Yesterday was a busy day. Katie did a good job of chronicling it; for anyone who saw the picture of me with our little Haitian friend I hope you had the same thought as me. "He looks terrible!" When I saw the pictures I immediately shaved and ran a comb through my hair. Sometimes in the middle of all this chaos you forget to make sure you don't look like you are in the middle of chaos.
Haitians won't leave the house if they are not dressed as best as they can be. Two weeks ago I would have said that seems ridiculous in the midst of all their poverty. However, now think it is admirable that they don't want to look as bad off as they are. Kind of a "don't let em see you bleed" mentality.
I was asked to take my awesome Spanish skills and go help navigate on a mission to the DR border. A truck with supplies and volunteers had blown out its transmission in Carbral. I eagerly volunteered, but was really unaware of what I was jumping into. I was in the truck for 13 hours with two very interesting characters. "Very interesting characters" on this blog means "might be crazy".
Let me be clear how we were doing this. We had 1 truck, 20 g of diesel, my US cell phone, and the name of a town. We were not sure if/when the border was open, exactly where the truck and team was, or how far it was in the DR.
"Truck" is generous. It was a typical Haitian Box truck- the head lamps were dim, there was only 1 working side mirror (which was cracked), and it had "A Vende" (Creole: For Sale?) spray painted on the side. It probably wouldn't be street legal in any other place, but... degaje.
Our main contact's cell phone died so we couldn't ask him exactly where he was or what it looked like. We didn't have a map, so we were not sure where this town was. We also didn't have the most conversationally fluent Spanish speaker.
We managed to locate them around 1 am (we left PAP at 5 pm). We split the load between the two trucks. We towed the brokedown deuce and a half (Big Truck) with a 4 cylinder diesel truck (small truck).

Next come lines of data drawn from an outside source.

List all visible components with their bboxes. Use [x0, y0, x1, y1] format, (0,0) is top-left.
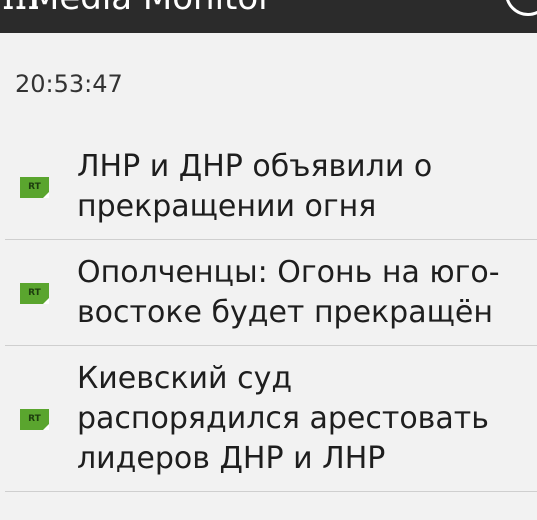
- rt-logo-icon: RT: [20, 282, 49, 304]
- news-item[interactable]: RT Киевский суд распорядился арестовать …: [0, 346, 537, 492]
- news-title: Киевский суд распорядился арестовать лид…: [77, 361, 489, 476]
- news-title: ЛНР и ДНР объявили о прекращении огня: [77, 149, 433, 224]
- app-title: Media Monitor: [30, 0, 272, 18]
- circle-action-icon[interactable]: [505, 0, 537, 16]
- news-item[interactable]: RT ЛНР и ДНР объявили о прекращении огня: [0, 134, 537, 240]
- app-bar: ɪɪɪ Media Monitor: [0, 0, 537, 33]
- rt-logo-icon: RT: [20, 408, 49, 430]
- news-list: RT ЛНР и ДНР объявили о прекращении огня…: [0, 134, 537, 492]
- news-item[interactable]: RT Ополченцы: Огонь на юго-востоке будет…: [0, 240, 537, 346]
- rt-logo-icon: RT: [20, 176, 49, 198]
- timestamp: 20:53:47: [15, 70, 123, 98]
- news-title: Ополченцы: Огонь на юго-востоке будет пр…: [77, 255, 500, 330]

I wasn't staring at the speedometer the whole time (someone had to watch the 1 side mirror), but I think we averaged 15 mph. We didn't break anything, but we did torque some metal severely. We pulled back into campus as 7 am.
I would say the trip was a success. We got the team and the supplies here (Cooking Gas!) and we only got in 1 wreck. Don't worry, it was a Haitian fender bender- meaning we are not sure who scraped against who, and we just yelled at each other in Creole.